While many Canadians take pride in Canadian cities being less violent than their American counterparts, Toronto has seen 78 murders this year, including a record 52 gun-related deaths -- almost twice as many as last year.
"What happened yesterday was appalling. You just don't expect it in a Canadian city," the mayor said.
"It's a sign that the lack of gun laws in the U.S. is allowing guns to flood across the border that are literally being used to kill people in the streets of Toronto," Miller said.
Miller said Toronto, a city of nearly three million, is still very safe compared to most American cities, but the illegal flow of weapons from the United States is causing the noticeable rise in gun violence.
"The U.S. is exporting its problem of violence to the streets of Toronto," he said.
Miller said that while almost every other crime in Toronto is down, the supply of guns has increased and half of them come from the United States.
Miller said the availability of stolen Canadian guns is another problem, and that poverty in certain Toronto neighborhoods is a root cause.
"There are neighborhoods in Toronto where young people face barriers of poverty, discrimination and don't have real hope and opportunity. The kind of programs that we once took for granted in Canada that would reach out to young people have systematically disappeared over the past decade and I think that gun violence is a symptom of a much bigger problem," Miller said.
The escalating violence prompted the prime minister to announce earlier this month that if re-elected on January 23, his government would ban handguns. With severe restrictions already in place against handgun ownership, many criticized the announcement as politics.

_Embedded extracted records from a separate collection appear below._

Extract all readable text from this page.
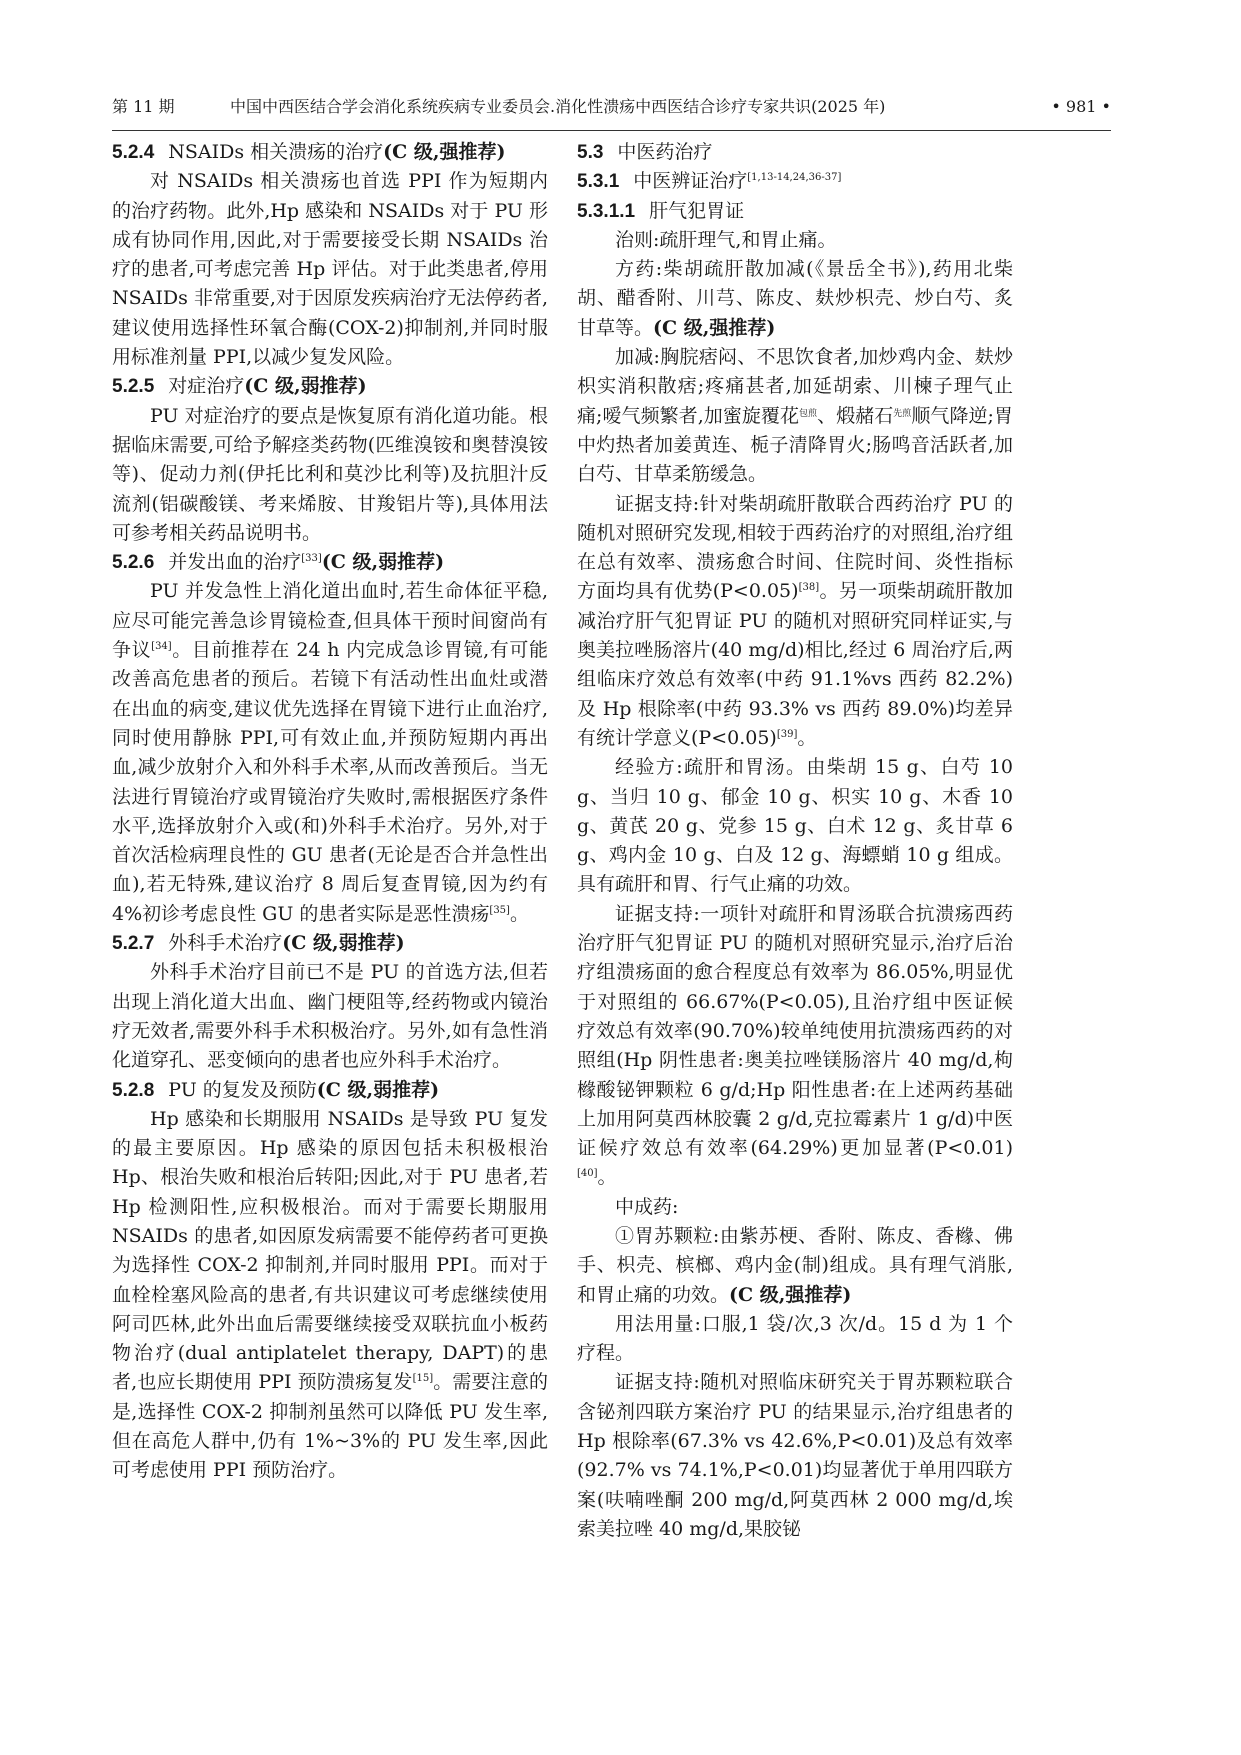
第 11 期	中国中西医结合学会消化系统疾病专业委员会.消化性溃疡中西医结合诊疗专家共识(2025 年)	• 981 •
5.2.4 NSAIDs 相关溃疡的治疗(C 级,强推荐)

对 NSAIDs 相关溃疡也首选 PPI 作为短期内的治疗药物。此外,Hp 感染和 NSAIDs 对于 PU 形成有协同作用,因此,对于需要接受长期 NSAIDs 治疗的患者,可考虑完善 Hp 评估。对于此类患者,停用 NSAIDs 非常重要,对于因原发疾病治疗无法停药者,建议使用选择性环氧合酶(COX-2)抑制剂,并同时服用标准剂量 PPI,以减少复发风险。

5.2.5 对症治疗(C 级,弱推荐)

PU 对症治疗的要点是恢复原有消化道功能。根据临床需要,可给予解痉类药物(匹维溴铵和奥替溴铵等)、促动力剂(伊托比利和莫沙比利等)及抗胆汁反流剂(铝碳酸镁、考来烯胺、甘羧铝片等),具体用法可参考相关药品说明书。

5.2.6 并发出血的治疗[33](C 级,弱推荐)

PU 并发急性上消化道出血时,若生命体征平稳,应尽可能完善急诊胃镜检查,但具体干预时间窗尚有争议[34]。目前推荐在 24 h 内完成急诊胃镜,有可能改善高危患者的预后。若镜下有活动性出血灶或潜在出血的病变,建议优先选择在胃镜下进行止血治疗,同时使用静脉 PPI,可有效止血,并预防短期内再出血,减少放射介入和外科手术率,从而改善预后。当无法进行胃镜治疗或胃镜治疗失败时,需根据医疗条件水平,选择放射介入或(和)外科手术治疗。另外,对于首次活检病理良性的 GU 患者(无论是否合并急性出血),若无特殊,建议治疗 8 周后复查胃镜,因为约有 4%初诊考虑良性 GU 的患者实际是恶性溃疡[35]。

5.2.7 外科手术治疗(C 级,弱推荐)

外科手术治疗目前已不是 PU 的首选方法,但若出现上消化道大出血、幽门梗阻等,经药物或内镜治疗无效者,需要外科手术积极治疗。另外,如有急性消化道穿孔、恶变倾向的患者也应外科手术治疗。

5.2.8 PU 的复发及预防(C 级,弱推荐)

Hp 感染和长期服用 NSAIDs 是导致 PU 复发的最主要原因。Hp 感染的原因包括未积极根治 Hp、根治失败和根治后转阳;因此,对于 PU 患者,若 Hp 检测阳性,应积极根治。而对于需要长期服用 NSAIDs 的患者,如因原发病需要不能停药者可更换为选择性 COX-2 抑制剂,并同时服用 PPI。而对于血栓栓塞风险高的患者,有共识建议可考虑继续使用阿司匹林,此外出血后需要继续接受双联抗血小板药物治疗(dual antiplatelet therapy, DAPT)的患者,也应长期使用 PPI 预防溃疡复发[15]。需要注意的是,选择性 COX-2 抑制剂虽然可以降低 PU 发生率,但在高危人群中,仍有 1%~3%的 PU 发生率,因此可考虑使用 PPI 预防治疗。

5.3 中医药治疗
5.3.1 中医辨证治疗[1,13-14,24,36-37]
5.3.1.1 肝气犯胃证

治则:疏肝理气,和胃止痛。

方药:柴胡疏肝散加减(《景岳全书》),药用北柴胡、醋香附、川芎、陈皮、麸炒枳壳、炒白芍、炙甘草等。(C 级,强推荐)

加减:胸脘痞闷、不思饮食者,加炒鸡内金、麸炒枳实消积散痞;疼痛甚者,加延胡索、川楝子理气止痛;嗳气频繁者,加蜜旋覆花$^{包煎}$、煅赭石$^{先煎}$顺气降逆;胃中灼热者加姜黄连、栀子清降胃火;肠鸣音活跃者,加白芍、甘草柔筋缓急。

证据支持:针对柴胡疏肝散联合西药治疗 PU 的随机对照研究发现,相较于西药治疗的对照组,治疗组在总有效率、溃疡愈合时间、住院时间、炎性指标方面均具有优势(P<0.05)[38]。另一项柴胡疏肝散加减治疗肝气犯胃证 PU 的随机对照研究同样证实,与奥美拉唑肠溶片(40 mg/d)相比,经过 6 周治疗后,两组临床疗效总有效率(中药 91.1%vs 西药 82.2%)及 Hp 根除率(中药 93.3% vs 西药 89.0%)均差异有统计学意义(P<0.05)[39]。

经验方:疏肝和胃汤。由柴胡 15 g、白芍 10 g、当归 10 g、郁金 10 g、枳实 10 g、木香 10 g、黄芪 20 g、党参 15 g、白术 12 g、炙甘草 6 g、鸡内金 10 g、白及 12 g、海螵蛸 10 g 组成。具有疏肝和胃、行气止痛的功效。

证据支持:一项针对疏肝和胃汤联合抗溃疡西药治疗肝气犯胃证 PU 的随机对照研究显示,治疗后治疗组溃疡面的愈合程度总有效率为 86.05%,明显优于对照组的 66.67%(P<0.05),且治疗组中医证候疗效总有效率(90.70%)较单纯使用抗溃疡西药的对照组(Hp 阴性患者:奥美拉唑镁肠溶片 40 mg/d,枸橼酸铋钾颗粒 6 g/d;Hp 阳性患者:在上述两药基础上加用阿莫西林胶囊 2 g/d,克拉霉素片 1 g/d)中医证候疗效总有效率(64.29%)更加显著(P<0.01)[40]。

中成药:

①胃苏颗粒:由紫苏梗、香附、陈皮、香橼、佛手、枳壳、槟榔、鸡内金(制)组成。具有理气消胀,和胃止痛的功效。(C 级,强推荐)

用法用量:口服,1 袋/次,3 次/d。15 d 为 1 个疗程。

证据支持:随机对照临床研究关于胃苏颗粒联合含铋剂四联方案治疗 PU 的结果显示,治疗组患者的 Hp 根除率(67.3% vs 42.6%,P<0.01)及总有效率(92.7% vs 74.1%,P<0.01)均显著优于单用四联方案(呋喃唑酮 200 mg/d,阿莫西林 2 000 mg/d,埃索美拉唑 40 mg/d,果胶铋
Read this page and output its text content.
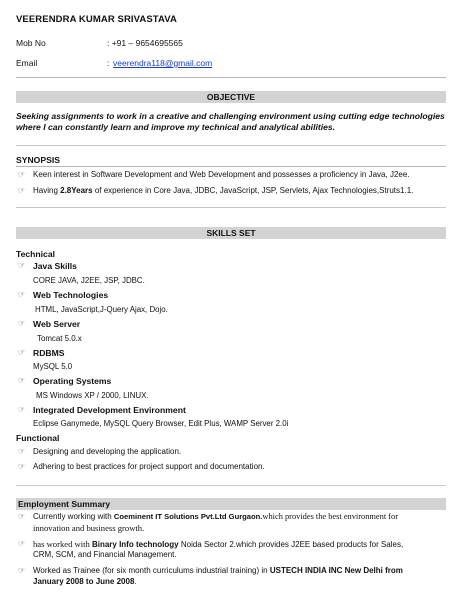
VEERENDRA KUMAR SRIVASTAVA
Mob No	: +91 – 9654695565
Email	: veerendra118@gmail.com
OBJECTIVE
Seeking assignments to work in a creative and challenging environment using cutting edge technologies where I can constantly learn and improve my technical and analytical abilities.
SYNOPSIS
☞ Keen interest in Software Development and Web Development and possesses a proficiency in Java, J2ee.
☞ Having 2.8Years of experience in Core Java, JDBC, JavaScript, JSP, Servlets, Ajax Technologies,Struts1.1.
SKILLS SET
Technical
☞ Java Skills
CORE JAVA, J2EE, JSP, JDBC.
☞ Web Technologies
HTML, JavaScript,J-Query Ajax, Dojo.
☞ Web Server
Tomcat 5.0.x
☞ RDBMS
MySQL 5.0
☞ Operating Systems
MS Windows XP / 2000, LINUX.
☞ Integrated Development Environment
Eclipse Ganymede, MySQL Query Browser, Edit Plus, WAMP Server 2.0i
Functional
☞ Designing and developing the application.
☞ Adhering to best practices for project support and documentation.
Employment Summary
☞ Currently working with Coeminent IT Solutions Pvt.Ltd Gurgaon.which provides the best environment for
innovation and business growth.
☞ has worked with Binary Info technology Noida Sector 2.which provides J2EE based products for Sales,
CRM, SCM, and Financial Management.
☞ Worked as Trainee (for six month curriculums industrial training) in USTECH INDIA INC New Delhi from
January 2008 to June 2008.
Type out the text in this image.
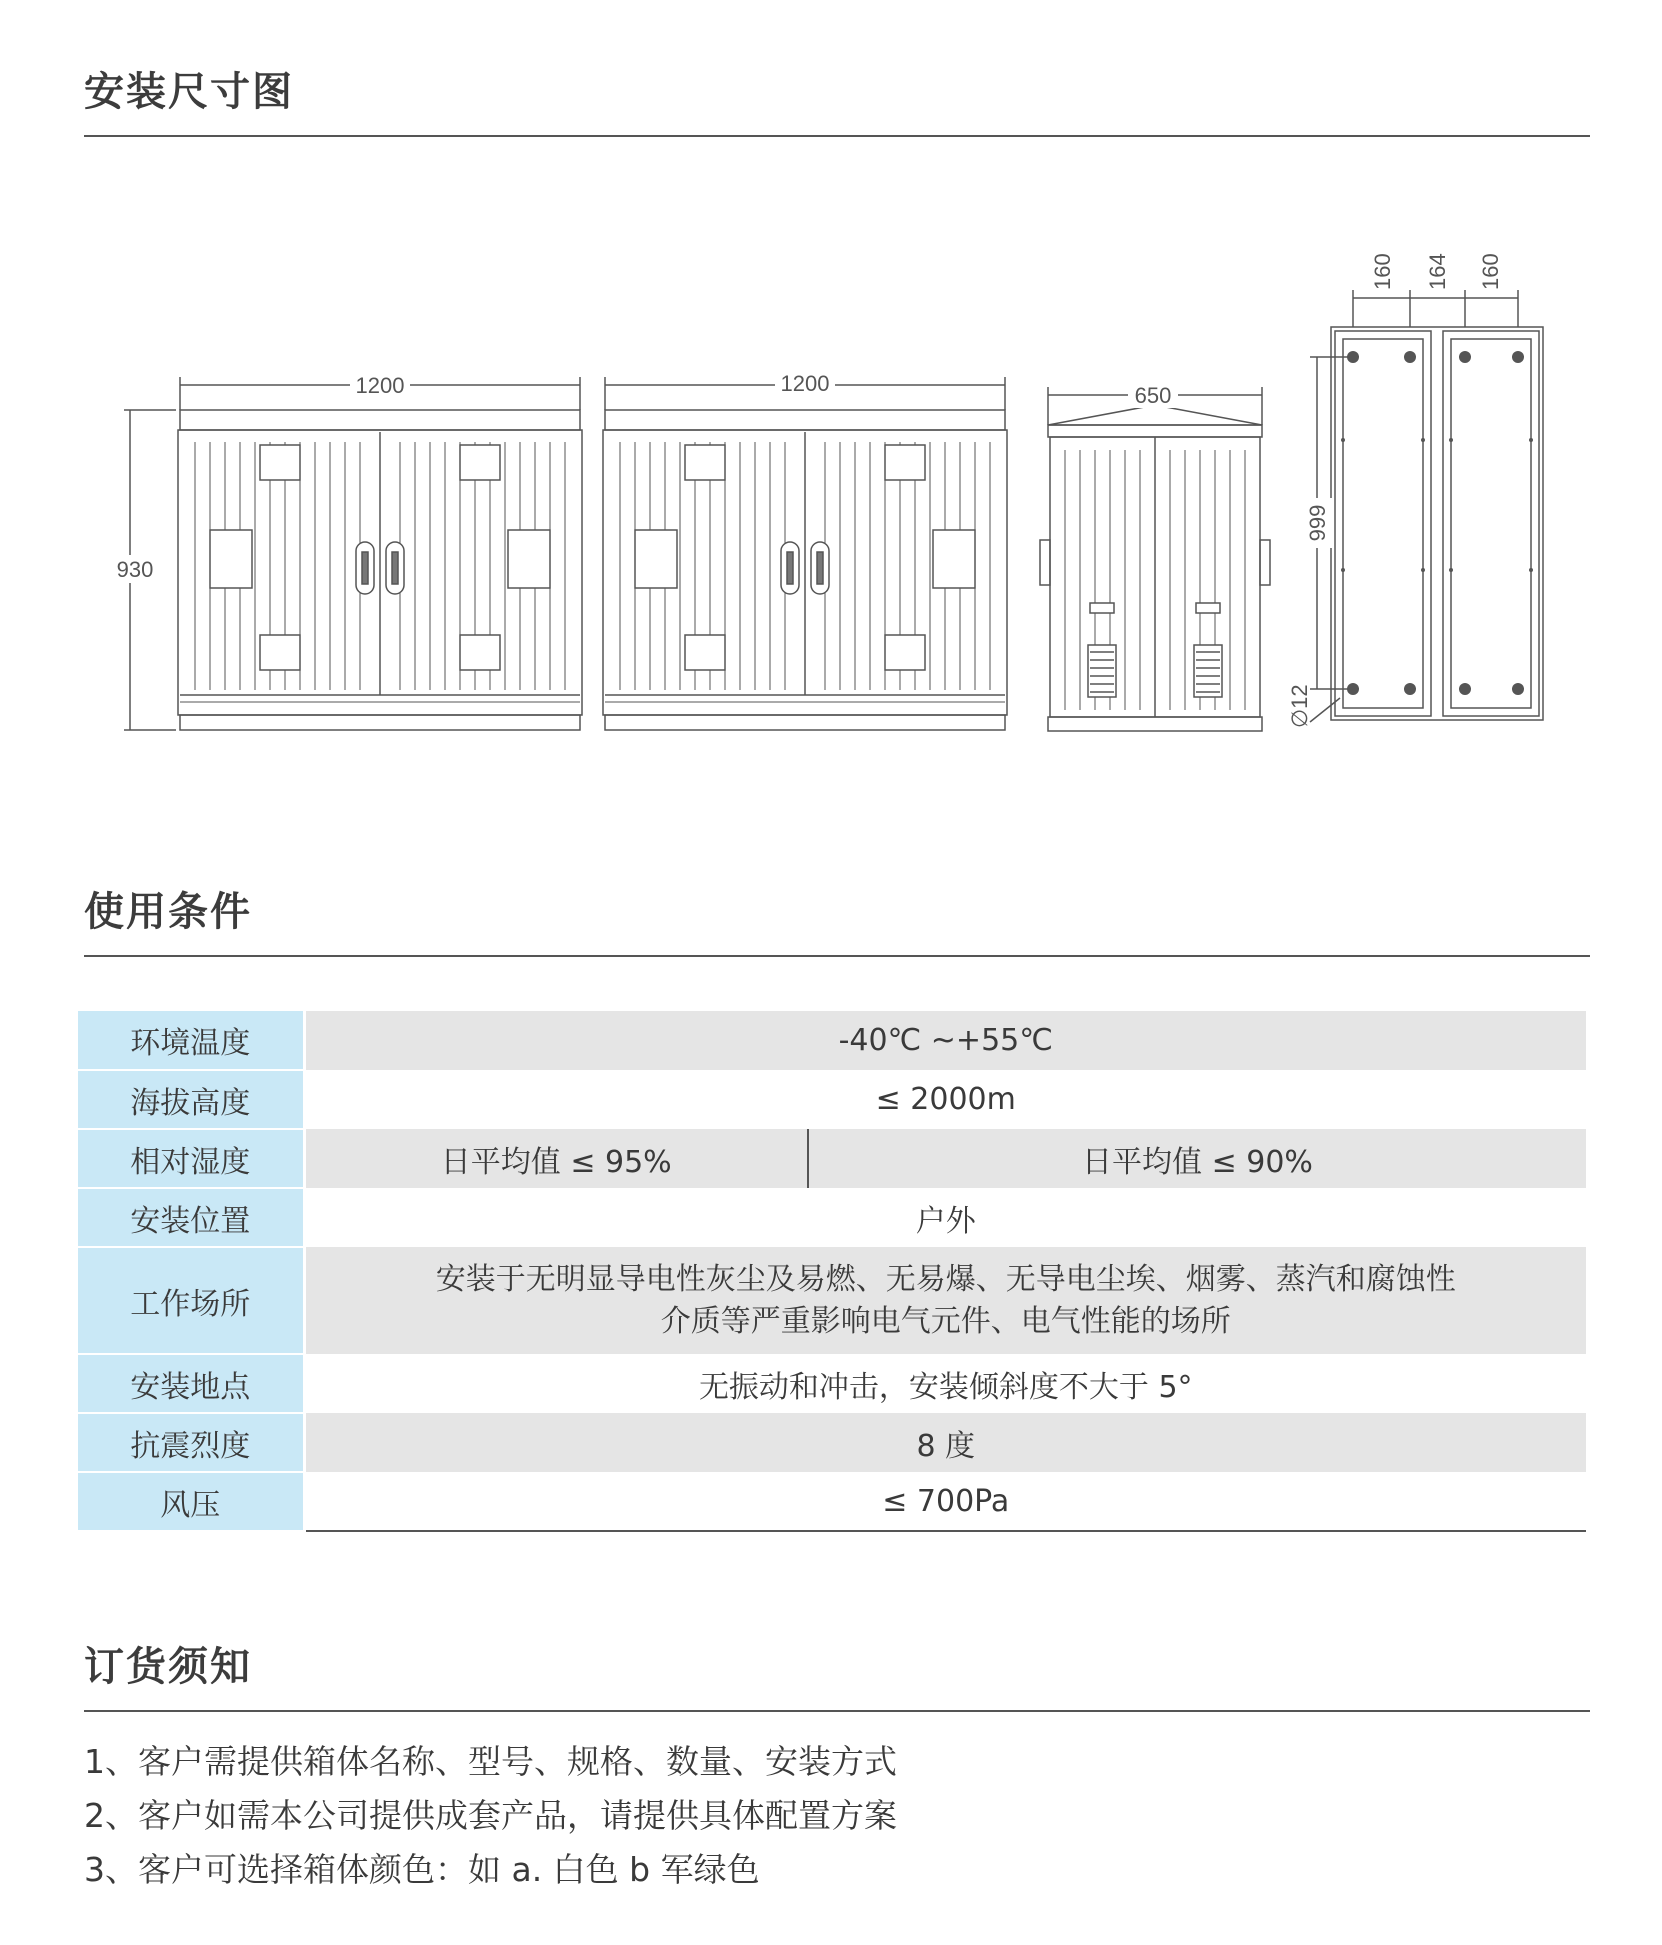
安装尺寸图
1200	1200	650
930
160 164 160
999
∅12
使用条件
环境温度	-40℃ ~+55℃	
海拔高度	≤ 2000m	
相对湿度	日平均值 ≤ 95%	日平均值 ≤ 90%
安装位置	户外	
工作场所	安装于无明显导电性灰尘及易燃、无易爆、无导电尘埃、烟雾、蒸汽和腐蚀性
介质等严重影响电气元件、电气性能的场所	

安装地点	无振动和冲击，安装倾斜度不大于 5°	
抗震烈度	8 度	
风压	≤ 700Pa	
订货须知
1、客户需提供箱体名称、型号、规格、数量、安装方式
2、客户如需本公司提供成套产品，请提供具体配置方案
3、客户可选择箱体颜色：如 a. 白色 b 军绿色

It is interesting to watch as Canada goes the way of the rest of Western Europe. There is a progression in Western Europe away from God and Reason. Canada is showing definite symptoms of the same illness. It is the argument of a the intellectually dihonest to blame the availability of guns for the increase in violent crime. It is the increase in criminal behavior which leads to the increase of murders in Toronto. Such an argument provides an easy target and scape-goat for the failures of the Canadian socialist agenda. Tolerance of bad behavior causes increases in bad behavior. We saw it in California two weeks ago when the left came out in protest over the execution of "Tookie" Williams. A multiple murderer who refused to apologize for his crime was being lauded by the left and internationally as a "hero" and the "Govenator" was being vilified by those same individuals. Forcing your population to obey the law and be responsible for their actions is a much more difficult job than just laying blame on "American exportation of violence." Canadians need to hold Paul Martin to account for his failures. If you re-elect him, don't look to us for sympathy.